Something I learned today…Just because a coffee shop looks like the inside of CB2, doesn’t mean their espresso doesn’t taste like soil. I expected more Los Angeles. And if you’re wondering, it’s Coffee For Sasquatch, yes I called you out.
Anyways, for one of my first blogs, I wanted to go back to the land before time. Like when I was shy and shit.
The year I wore Power Balance bands and began working out five days a week. This was also the rare sighting of my hair actually done because this took me about 8 hours and I would rather spend that watching Paula Dean cook something with butter.
My workouts looked like this -
20 min stair master
60 min weights
20 min stair master
20-30 min sauna, stretch, and sometimes swim
Ew. That’s like too long and too much. It’s okay because I didn’t really have a life.
Vegetarian/Vegan and using a meal plan from a Women’s Health magazine diet aka 1,200 calories.
Anyways, here’s 2012.
I had already been lifting everyday for two years, but my nutrition sucked. I started eating meat again…yes, chicken.
CrossFit 5xs a week…the obsession began. Too much running, jumping, and not enough focus on building my foundational strength.
Nutrition kinda all over. Acai bowls, grains, granola, and everything else. My goal was to get stronger and working out meant I could also eat more. I kinda had an obsession with food for a little bit.
Lol…three years into it and still look the same. I blame my lack of focus on strength training and my nutrition.
Competitive CrossFit, high activity levels with work. Looked lean, but was working out A LOT.
STILL THE SAME.
Ooooh, okay, I like what I see now. That bicep vein made my world rock.
Competitive CrossFit with bodybuilding accessory work. 2-3 hours a day.
Getting into macros more.
Don’t mind the hair…
Herniated two discs in my neck, had to drop out of competiting in CrossFit. Focused on bodybuilding and functional work. 2 hours a day training.
Bodybuilding diet of chicken and broccoli. Hated my diet and was hungry. Looked nice tho lol. It was also that day, I didn’t always look tight.
Don’t mind the smeared eye liner…lol it was a 2016 Morgan phase.
Bodybuilding with a strong focus on strength training. Felt better in my body and realized how weak I actually was.
Sweet potatoes, chicken, broccoli, and ice cream lol.

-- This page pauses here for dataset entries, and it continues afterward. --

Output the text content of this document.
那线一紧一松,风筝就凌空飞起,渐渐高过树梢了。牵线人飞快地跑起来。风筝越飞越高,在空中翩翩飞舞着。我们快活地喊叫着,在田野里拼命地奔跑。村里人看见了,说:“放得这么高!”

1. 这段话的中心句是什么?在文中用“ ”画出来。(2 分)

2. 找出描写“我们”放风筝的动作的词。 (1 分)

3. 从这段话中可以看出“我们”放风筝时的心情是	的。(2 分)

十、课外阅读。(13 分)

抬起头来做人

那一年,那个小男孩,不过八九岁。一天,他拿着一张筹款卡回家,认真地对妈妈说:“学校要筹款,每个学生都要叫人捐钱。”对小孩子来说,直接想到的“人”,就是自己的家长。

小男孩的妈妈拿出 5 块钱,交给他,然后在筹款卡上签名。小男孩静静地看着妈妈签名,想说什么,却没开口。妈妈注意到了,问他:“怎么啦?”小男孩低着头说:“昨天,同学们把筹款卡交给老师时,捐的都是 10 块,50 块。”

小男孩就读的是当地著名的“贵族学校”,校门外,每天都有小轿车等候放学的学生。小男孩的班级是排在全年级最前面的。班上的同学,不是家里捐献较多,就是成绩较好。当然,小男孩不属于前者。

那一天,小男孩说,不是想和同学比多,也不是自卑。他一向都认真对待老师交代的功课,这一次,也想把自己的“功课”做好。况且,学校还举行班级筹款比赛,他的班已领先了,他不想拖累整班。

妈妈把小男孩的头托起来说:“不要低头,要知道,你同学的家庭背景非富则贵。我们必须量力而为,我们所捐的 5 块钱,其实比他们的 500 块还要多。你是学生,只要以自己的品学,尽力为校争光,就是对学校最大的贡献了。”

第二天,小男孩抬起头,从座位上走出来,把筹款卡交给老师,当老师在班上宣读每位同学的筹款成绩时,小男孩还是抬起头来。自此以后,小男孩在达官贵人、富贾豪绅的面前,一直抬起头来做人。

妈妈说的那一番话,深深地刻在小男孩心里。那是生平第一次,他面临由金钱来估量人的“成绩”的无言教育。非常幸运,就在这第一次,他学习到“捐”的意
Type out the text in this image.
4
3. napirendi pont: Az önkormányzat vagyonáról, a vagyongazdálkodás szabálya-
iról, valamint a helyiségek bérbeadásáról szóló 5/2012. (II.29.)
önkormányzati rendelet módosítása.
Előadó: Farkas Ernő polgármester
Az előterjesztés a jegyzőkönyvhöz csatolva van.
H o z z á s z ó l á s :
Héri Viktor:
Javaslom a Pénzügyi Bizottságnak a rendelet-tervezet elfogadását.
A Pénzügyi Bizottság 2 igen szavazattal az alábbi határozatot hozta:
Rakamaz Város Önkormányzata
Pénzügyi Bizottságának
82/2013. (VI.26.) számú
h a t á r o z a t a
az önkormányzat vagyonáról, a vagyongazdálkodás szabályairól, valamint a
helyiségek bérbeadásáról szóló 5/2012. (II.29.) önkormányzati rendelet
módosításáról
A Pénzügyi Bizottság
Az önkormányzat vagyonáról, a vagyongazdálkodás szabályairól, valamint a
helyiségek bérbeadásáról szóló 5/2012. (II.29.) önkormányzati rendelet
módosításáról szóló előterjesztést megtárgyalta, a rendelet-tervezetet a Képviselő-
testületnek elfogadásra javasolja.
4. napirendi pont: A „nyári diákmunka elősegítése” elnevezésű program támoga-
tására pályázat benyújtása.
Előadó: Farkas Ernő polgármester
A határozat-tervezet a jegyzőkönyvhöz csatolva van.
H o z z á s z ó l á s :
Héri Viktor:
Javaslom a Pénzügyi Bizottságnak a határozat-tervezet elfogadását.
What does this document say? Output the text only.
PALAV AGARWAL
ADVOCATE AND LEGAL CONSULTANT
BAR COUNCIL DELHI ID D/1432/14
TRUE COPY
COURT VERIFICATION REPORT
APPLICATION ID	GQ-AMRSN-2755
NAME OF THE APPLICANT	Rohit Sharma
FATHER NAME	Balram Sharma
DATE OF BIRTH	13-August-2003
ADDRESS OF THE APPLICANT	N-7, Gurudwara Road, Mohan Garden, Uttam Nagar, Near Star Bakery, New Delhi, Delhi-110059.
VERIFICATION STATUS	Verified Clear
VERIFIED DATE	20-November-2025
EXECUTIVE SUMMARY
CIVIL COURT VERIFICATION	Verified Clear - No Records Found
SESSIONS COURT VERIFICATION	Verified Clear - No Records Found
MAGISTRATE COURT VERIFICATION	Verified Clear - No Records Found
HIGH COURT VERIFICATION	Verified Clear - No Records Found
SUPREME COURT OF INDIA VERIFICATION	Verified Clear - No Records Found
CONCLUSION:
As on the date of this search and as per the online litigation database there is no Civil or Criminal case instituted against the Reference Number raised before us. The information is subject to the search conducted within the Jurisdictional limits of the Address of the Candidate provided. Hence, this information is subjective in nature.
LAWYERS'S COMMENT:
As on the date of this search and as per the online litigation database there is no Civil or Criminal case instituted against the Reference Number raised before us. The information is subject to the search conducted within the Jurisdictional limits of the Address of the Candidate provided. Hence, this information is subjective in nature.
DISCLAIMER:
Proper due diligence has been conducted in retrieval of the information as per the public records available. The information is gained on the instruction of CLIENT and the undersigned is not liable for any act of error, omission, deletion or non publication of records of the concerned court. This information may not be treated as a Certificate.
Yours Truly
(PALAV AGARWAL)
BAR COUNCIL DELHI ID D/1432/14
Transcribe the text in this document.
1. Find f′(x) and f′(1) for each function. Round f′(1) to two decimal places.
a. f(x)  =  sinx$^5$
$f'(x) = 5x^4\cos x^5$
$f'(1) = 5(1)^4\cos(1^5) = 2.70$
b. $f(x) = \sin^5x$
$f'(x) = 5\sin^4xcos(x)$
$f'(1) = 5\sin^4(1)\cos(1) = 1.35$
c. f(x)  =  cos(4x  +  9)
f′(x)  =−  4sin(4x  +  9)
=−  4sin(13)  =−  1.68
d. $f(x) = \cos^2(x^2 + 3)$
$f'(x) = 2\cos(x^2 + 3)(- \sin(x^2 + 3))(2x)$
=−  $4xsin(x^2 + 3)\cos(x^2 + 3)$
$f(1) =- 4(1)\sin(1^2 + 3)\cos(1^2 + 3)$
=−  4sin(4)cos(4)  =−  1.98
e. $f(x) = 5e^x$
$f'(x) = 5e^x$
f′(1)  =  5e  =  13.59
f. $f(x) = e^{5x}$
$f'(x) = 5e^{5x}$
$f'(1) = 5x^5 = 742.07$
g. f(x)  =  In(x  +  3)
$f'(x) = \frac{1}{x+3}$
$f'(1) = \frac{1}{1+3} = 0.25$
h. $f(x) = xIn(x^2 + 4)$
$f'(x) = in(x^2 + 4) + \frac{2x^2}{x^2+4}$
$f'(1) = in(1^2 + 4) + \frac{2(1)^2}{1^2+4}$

Lots of sugar and protein.
Leaner finally, much more shape and definition.
Began training competitively in Powerlifting. 2-3 hours a day of serious training. The beginning of putting of some good muscle.
Counted macros, yet I was lacking energy. Still eating a lot of gluten.
6 months into Powerlifting. Getting tick. Strength trained 2-3 hours a day with hours of cardio a day from work.
Counted macros, lacking energy still. Too much sugar and digestion wasn’
Bodybuilding and functional exercise focus. Stopped Powerlifting from injuries.
Optimized my body with focusing on gut health, eliminating gluten, eating more healthy fats, and listening to my body. My energy went up 10xs after eliminating the foods that were causing me inflammation.
Well, that was quite a journey. I am glad you came with me because finding those photos took longer than drinking this stale coffee. To sum up, here are a few things I learned from the process.
1. Be consistent
We all want results in a day, but realistically this took me 8+ years. Being consistent five days a week. But don’t worry…it doesn’t have to take you that long.
2. Focus on nutrition
One thing I forgot to do was prioritize my gut health, optimal protein intake, and eliminate inflammatory foods.
3. DON’T JUST WORKOUT MORE
Your body is a refined individual. It doesn't need hours of elliptical, CrossFit, and extreme dieting for results. If it’s not sustainable, then it’s time to learn the science behind HOW to see more definition in those abs.